Birbal got down on his knees and joined the group to search. After a while, it struck him to ask, where have you lost it? Out there, he was told, and the place was pointed out to him. The puzzled Birbal asked, ‘Then why are you searching here?’ Oh, well, he was told, ‘There is no light over there!’
This is a good story to understand what is happening to attempts to improve education today. To search in the dark, we need to ask the question, “What is education for?” Educational policy statements make it clear that the purpose of education is to develop skills and knowledge critical to the process of economic growth. At an individual level, a majority would say that education was needed for a ‘decent’ livelihood and status in society. These answers are so final, and the nature of personal and national economic growth are taken as so undeniably good and wonderful, that education has become a holy cow today. Re-thinking education then, is very difficult.
Another reality is that most of us have been educated in the same system and possibly enjoyed many aspects of it. This makes it difficult for educators and policy makers to step out of the conditioning that such a system entails and do more than just dealing with methods and issues such as extending education to more children who cannot afford it (as the RTE Act proposes). We need to use the very tools we learnt through education to re-think education – it is as tough an exercise as the eye seeing itself.
Today, it is established that economics without taking into account the ecology of the earth has led to unsustainable development. Just as a field of ecological economics is being developed taking into account principles of ecology, we need to re-think education, relating it to living sustainably on earth.
Ecological education would demand that we honour diversity of students, contexts, systems; that we believe in self-regulation and dynamic flow in processes of working amongst children and whole systems; that we understand the complexity of learning processes and interrelationships with the context and times we live in; that we look at long term implications of education and economic activities.
For instance – why does schooling not include the learning of agriculture and rural crafts at least for rural students in their syllabus? Why don’t children learn what is meaningful to their context? Why don’t they learn the basics of taking charge of their food and health, if possible through growing plants in gardens or through what is grown on their own farms? Why is there so little effort to involve children in issues regarding environmental degradation around their schools and learn more about how every person contributes to climate change? What notions of ‘success’ are we reinforcing? To deal with these questions, we may have to turn the current educational norm on its head in many ways– for instance, learning together with students and villagers may be required rather than ‘teaching’ as inputting by the teacher.

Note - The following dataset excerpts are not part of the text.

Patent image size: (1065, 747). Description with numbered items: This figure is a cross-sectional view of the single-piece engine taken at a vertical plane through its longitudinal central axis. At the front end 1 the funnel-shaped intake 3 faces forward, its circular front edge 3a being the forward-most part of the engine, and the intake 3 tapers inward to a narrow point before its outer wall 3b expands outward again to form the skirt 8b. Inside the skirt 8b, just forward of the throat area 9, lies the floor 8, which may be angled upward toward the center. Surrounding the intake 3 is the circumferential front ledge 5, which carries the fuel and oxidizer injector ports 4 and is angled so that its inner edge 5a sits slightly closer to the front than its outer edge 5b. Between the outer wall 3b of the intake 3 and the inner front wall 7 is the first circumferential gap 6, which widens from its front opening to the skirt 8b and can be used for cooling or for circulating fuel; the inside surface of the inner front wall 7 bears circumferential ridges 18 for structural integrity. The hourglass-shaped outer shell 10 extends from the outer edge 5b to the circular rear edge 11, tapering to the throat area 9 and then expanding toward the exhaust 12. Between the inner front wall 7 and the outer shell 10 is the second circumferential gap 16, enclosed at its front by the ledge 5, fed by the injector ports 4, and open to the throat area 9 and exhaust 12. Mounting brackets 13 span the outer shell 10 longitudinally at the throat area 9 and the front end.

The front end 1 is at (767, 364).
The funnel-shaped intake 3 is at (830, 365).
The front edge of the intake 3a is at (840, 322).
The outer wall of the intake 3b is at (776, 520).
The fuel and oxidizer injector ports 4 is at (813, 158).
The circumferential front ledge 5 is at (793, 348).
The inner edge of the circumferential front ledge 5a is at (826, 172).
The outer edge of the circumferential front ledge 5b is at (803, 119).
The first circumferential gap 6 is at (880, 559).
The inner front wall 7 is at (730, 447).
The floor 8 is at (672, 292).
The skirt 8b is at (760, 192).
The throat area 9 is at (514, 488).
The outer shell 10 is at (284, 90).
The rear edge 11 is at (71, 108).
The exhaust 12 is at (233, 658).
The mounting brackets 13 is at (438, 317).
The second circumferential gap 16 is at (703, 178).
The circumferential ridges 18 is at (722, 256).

We need to step away from looking at Education as a ‘Public Good’ as mainstream economists call it, which makes it a product or a service delivered by schools to children. We need instead to look at schools and colleges as ecosystems – connected with other eco-systems / communities around us.
Just as innumerable groups around the world are re-thinking food habits, there is an awakening around the world about re-thinking the education habit for our long term success as a civilisation.
We thank all the writers and leaders who have gifted their articles to us to bring out this issue of Eternal Bhoomi focused on re-thinking education and sustainability.